Thursday, August 31, 2006
*yawns* it's a beautiful morning today. there were slight sounds of thunder & peckles of rain pelting down on the concrete floor of my neighbourhood. but other than that slight depressing sight of gloom ahead,somehow rather i feel afresh & raring to go to start my day today.
the secondary school best friend just woke up; so here i am warming my buttocks off infront of the laptop's screen while waiting for her to doll up. )= actually i can't wait to unleash this playful demons in mine, right during the unofficial gathering in school today. i was browsing through an old friend's diaryland, and all the mischievous times i had with him & the others.. priceless.

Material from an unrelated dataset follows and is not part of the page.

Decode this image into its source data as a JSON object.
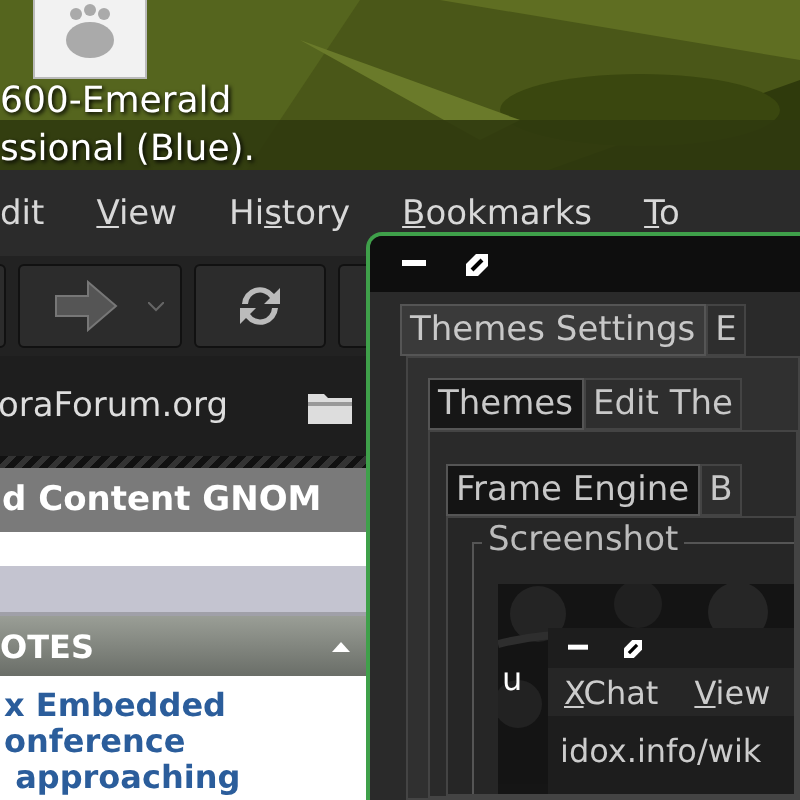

i was a dork then; right with all my other a
dorkable friends. however, the consolation that came along with being a geek was that nothing had been a barrier to my innoncent-like happiness. no boy dramas and no bitchy girlfriends who would find a way to bring me down to my lowest peak of confidence. darn, those were the times.

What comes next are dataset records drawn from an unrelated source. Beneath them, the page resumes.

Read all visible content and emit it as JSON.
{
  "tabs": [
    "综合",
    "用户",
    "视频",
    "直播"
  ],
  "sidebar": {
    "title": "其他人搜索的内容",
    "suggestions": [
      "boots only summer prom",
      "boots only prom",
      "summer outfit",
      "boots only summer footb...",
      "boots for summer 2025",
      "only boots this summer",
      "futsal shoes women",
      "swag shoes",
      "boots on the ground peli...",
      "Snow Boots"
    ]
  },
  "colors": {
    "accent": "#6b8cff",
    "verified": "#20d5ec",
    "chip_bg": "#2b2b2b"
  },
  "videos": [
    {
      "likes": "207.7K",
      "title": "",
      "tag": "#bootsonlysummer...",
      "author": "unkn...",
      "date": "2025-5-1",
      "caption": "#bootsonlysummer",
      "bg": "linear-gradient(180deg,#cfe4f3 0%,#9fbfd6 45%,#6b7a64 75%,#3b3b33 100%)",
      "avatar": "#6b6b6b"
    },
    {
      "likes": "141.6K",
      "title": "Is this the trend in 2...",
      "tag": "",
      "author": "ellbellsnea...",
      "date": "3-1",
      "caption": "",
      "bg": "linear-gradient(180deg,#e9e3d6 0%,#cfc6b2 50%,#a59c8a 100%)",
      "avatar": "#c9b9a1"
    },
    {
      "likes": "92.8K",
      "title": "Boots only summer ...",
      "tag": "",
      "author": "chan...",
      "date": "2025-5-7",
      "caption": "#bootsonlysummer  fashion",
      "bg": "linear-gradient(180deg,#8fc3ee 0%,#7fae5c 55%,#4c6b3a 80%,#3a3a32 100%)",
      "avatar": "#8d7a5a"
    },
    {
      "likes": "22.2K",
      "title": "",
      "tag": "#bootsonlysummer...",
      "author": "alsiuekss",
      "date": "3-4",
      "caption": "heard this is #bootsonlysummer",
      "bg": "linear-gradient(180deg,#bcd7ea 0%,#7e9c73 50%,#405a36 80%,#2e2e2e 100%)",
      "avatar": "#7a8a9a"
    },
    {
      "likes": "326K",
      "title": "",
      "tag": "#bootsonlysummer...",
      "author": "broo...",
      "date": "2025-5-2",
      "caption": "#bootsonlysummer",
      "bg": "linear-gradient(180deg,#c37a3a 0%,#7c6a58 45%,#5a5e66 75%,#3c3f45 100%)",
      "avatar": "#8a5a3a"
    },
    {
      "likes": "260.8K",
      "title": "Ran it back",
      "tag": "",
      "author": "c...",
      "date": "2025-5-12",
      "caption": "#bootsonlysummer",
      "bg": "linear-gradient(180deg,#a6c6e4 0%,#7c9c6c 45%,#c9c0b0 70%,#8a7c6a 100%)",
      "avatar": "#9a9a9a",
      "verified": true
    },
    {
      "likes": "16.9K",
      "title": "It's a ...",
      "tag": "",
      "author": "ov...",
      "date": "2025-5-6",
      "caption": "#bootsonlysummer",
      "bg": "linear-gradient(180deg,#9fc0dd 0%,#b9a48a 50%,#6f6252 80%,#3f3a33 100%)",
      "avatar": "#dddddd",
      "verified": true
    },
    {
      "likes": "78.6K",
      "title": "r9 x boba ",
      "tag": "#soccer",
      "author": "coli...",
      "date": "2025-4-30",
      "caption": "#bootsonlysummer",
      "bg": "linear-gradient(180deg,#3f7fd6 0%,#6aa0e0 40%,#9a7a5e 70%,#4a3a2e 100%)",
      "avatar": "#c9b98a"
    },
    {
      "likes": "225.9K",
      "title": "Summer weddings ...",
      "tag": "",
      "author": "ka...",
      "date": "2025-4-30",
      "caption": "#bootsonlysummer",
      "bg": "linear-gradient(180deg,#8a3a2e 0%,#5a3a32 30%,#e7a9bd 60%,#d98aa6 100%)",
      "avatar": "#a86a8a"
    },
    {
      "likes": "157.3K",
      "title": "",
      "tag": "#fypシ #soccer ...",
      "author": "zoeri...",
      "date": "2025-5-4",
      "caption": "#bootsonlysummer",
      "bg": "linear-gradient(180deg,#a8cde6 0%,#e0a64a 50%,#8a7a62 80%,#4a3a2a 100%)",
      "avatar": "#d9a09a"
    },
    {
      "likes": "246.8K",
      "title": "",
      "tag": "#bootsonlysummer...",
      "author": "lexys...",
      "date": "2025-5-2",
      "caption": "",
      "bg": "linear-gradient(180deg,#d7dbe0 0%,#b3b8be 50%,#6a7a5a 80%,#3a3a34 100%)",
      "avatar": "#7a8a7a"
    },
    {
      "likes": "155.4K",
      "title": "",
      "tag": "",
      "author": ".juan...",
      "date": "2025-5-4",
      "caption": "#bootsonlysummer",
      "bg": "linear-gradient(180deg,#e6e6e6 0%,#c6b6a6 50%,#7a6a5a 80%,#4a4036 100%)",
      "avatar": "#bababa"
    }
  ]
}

and now i'm all grown up; with age (and vanity) comes responsibility. i have to take full credit for whatever wrongdoings there is. i learnt to judge more, destroy myself despite the values i was taught with and fell in love. so does the fact that i grew up meant that i had an all-pass ticket to be a certified failure?
-shakes head- i doubt so, that is the reason why i am building myself all over again right from the basics of it all.
ahh. life; just a mystery in itself. see la? one tree hill is just a bitch; it is supposed to be one of those acne-prone teenager's flick but i used it as a guideline of how i see the circumstances of my life. hoho.
let me go to the kitchen & make myself a hot cup of cocoa. i'm just shivering because of the weather, brrrr.